I read How to Produce, Release, and Market Your Music by Heather Hasan. This is a very light book that lightly goes into each area you must touch on to produce and release music. Think of this as a starting guide to areas you should investigate and get more information.  Here's what I took from this:
  • Copyrights and Royalties
    • Two types of copyrights, one for songs and one for sound recordings.
    • U.S. Copyright Act of 1976 provides a copyright holder 6 different types of rights:
      • make copies
      • distribute copies
      • prepare derivative works
      • perform publicly
      • perform publicly for digital audio transmission
      • display the work publicly
    • Publishers
      • Holds songs copyrights
      • Collects royalties for the songs and distributes the royalties to the any contracted owners (artists)
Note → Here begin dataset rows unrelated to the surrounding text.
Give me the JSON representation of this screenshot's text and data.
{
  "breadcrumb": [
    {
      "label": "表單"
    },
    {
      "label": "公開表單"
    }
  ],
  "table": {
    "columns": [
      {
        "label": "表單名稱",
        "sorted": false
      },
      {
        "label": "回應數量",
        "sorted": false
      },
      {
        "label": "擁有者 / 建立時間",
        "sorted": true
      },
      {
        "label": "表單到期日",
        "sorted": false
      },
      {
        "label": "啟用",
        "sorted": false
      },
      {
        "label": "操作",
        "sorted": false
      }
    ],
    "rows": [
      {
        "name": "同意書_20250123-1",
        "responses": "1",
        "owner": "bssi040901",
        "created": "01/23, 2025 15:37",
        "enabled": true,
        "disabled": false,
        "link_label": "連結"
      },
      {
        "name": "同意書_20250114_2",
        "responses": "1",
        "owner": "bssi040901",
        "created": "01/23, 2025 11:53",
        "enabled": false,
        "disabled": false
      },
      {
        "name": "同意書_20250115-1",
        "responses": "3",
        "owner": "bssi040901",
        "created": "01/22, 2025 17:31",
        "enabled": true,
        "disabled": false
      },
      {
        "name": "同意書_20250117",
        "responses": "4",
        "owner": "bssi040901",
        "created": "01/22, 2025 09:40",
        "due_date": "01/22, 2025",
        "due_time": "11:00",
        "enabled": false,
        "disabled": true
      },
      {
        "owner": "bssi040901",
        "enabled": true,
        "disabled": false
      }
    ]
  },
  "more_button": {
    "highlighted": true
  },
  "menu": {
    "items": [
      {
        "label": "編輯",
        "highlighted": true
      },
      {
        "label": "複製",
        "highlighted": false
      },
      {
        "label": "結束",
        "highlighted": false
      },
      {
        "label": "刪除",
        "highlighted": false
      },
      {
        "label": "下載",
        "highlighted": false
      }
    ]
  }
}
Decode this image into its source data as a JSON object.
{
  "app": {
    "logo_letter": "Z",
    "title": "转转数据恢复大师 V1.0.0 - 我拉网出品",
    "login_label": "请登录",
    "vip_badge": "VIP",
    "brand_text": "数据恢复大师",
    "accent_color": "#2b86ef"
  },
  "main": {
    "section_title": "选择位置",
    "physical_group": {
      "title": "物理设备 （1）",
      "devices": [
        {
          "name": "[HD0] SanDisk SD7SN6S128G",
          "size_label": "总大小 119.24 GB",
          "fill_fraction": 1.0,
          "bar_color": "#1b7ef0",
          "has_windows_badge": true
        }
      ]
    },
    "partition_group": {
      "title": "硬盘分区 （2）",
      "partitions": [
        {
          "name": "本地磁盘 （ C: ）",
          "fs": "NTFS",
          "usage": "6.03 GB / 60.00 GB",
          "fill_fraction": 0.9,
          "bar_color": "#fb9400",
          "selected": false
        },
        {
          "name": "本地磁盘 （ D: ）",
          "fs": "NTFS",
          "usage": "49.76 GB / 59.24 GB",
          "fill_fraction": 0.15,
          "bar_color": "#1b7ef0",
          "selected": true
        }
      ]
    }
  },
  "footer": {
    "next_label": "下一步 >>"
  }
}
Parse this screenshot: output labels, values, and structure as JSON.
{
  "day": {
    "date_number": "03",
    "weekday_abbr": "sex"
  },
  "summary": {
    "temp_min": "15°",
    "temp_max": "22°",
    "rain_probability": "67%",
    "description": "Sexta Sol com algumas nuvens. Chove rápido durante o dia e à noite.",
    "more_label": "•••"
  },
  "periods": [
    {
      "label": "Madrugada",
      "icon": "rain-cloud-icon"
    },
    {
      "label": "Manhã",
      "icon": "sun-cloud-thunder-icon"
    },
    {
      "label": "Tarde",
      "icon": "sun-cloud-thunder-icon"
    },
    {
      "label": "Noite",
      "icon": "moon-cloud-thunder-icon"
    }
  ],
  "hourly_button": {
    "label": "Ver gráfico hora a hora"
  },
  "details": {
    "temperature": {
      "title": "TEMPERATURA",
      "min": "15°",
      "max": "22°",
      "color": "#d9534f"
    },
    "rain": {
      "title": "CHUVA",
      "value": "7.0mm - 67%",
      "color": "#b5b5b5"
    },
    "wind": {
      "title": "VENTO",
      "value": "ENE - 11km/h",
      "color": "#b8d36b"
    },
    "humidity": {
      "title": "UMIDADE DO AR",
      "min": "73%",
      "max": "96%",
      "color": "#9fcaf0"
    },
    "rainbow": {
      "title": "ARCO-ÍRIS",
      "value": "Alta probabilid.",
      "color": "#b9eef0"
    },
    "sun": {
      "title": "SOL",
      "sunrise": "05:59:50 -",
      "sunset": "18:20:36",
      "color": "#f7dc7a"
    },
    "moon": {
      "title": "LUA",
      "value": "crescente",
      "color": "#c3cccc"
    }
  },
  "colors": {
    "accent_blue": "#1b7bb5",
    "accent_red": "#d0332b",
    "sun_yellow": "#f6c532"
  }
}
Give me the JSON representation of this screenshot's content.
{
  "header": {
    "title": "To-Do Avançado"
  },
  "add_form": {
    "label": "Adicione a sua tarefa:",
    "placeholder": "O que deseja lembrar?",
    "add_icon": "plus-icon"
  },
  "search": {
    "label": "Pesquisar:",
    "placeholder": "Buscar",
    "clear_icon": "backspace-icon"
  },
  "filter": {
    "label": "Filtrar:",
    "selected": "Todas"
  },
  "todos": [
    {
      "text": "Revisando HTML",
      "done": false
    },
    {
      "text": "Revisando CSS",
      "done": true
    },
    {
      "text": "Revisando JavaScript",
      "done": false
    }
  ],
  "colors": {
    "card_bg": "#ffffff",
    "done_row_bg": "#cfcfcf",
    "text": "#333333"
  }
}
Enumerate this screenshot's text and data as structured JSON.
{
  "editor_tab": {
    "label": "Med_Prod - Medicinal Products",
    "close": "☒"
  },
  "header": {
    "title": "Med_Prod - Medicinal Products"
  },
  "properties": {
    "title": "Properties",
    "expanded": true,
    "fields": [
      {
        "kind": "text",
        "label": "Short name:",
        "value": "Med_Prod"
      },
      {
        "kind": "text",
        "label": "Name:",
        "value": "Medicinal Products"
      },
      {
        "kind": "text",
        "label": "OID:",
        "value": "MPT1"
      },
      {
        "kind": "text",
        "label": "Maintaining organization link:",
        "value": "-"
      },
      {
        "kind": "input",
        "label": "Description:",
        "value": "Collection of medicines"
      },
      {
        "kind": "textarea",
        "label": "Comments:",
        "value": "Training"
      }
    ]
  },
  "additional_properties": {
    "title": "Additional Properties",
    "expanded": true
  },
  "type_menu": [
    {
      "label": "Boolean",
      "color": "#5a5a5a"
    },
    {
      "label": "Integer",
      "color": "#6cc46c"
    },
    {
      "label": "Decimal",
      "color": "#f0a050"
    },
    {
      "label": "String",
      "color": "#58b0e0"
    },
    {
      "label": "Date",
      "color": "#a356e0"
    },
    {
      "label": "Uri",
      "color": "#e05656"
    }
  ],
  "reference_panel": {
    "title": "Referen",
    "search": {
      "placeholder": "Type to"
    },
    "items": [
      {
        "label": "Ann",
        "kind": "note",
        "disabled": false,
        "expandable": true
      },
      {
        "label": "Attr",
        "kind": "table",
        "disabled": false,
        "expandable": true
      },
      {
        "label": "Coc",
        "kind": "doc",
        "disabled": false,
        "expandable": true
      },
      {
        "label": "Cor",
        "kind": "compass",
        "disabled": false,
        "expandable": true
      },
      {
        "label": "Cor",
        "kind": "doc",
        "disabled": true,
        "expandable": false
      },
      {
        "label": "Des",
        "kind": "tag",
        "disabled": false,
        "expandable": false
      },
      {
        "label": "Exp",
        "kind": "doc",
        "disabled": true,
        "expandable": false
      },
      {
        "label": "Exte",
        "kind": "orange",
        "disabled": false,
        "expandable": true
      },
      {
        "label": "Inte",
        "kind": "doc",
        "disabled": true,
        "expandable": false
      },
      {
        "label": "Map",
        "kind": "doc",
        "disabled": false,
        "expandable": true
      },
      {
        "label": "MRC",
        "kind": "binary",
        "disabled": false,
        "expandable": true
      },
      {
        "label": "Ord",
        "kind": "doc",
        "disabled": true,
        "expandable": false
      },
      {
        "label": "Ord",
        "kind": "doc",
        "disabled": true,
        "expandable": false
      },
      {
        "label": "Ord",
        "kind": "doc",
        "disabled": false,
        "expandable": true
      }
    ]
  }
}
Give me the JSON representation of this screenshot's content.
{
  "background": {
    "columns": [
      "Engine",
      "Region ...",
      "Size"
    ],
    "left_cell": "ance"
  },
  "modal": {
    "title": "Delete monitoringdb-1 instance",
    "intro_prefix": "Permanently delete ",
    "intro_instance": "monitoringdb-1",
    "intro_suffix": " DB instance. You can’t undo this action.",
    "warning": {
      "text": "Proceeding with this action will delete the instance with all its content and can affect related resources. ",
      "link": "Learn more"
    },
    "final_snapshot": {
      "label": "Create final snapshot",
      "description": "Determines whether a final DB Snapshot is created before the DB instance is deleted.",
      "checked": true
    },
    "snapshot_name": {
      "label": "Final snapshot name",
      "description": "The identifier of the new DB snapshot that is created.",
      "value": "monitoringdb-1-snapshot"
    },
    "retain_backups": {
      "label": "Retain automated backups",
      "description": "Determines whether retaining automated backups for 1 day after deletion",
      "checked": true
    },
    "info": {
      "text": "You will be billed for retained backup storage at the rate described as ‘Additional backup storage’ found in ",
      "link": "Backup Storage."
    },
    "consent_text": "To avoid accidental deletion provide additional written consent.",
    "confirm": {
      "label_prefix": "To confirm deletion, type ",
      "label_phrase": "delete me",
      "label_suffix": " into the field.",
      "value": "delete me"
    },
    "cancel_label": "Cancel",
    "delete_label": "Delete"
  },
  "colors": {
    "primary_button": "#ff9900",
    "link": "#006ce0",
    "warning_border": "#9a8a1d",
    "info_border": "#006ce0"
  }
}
      • Not needed unless you expect others to use you music since if very few are reusing your music there is not much to collect in the line of royalties
    • Self copyright at U.S. Copyright Office
  • Making a Demo
    • The listener will only listen to 2-3 songs from you, don't include more. Send the best 2-3.
    • They will only listen to the first few seconds if it does not catch their attention. Make the first part of the song catchy to draw them in.
    • Reading How Music Works by David Byrne I picked up that using compressors in your music to make it sound louder through shaping of the music can help to make a song stand out. Some artists and radio stations do this but in general too much of this leads to listener burn out. My thinking here is that this might be a trick that could be used for demos to make your song pop when the listener tries it out. For more info on this refer to How Music Works by David Byrne Chapter 4: Technology Shapes Music, page 130 in particular which references Oasis albums and Californication by the Red Hot Chilli Peppers.
    • From my take, it would be best to do this yourself with a cheap home studio.
    • If you have more money and promise then find a local home studio where someone else has figured out the recording aspect but which would be cheaper than a full blown recording studio.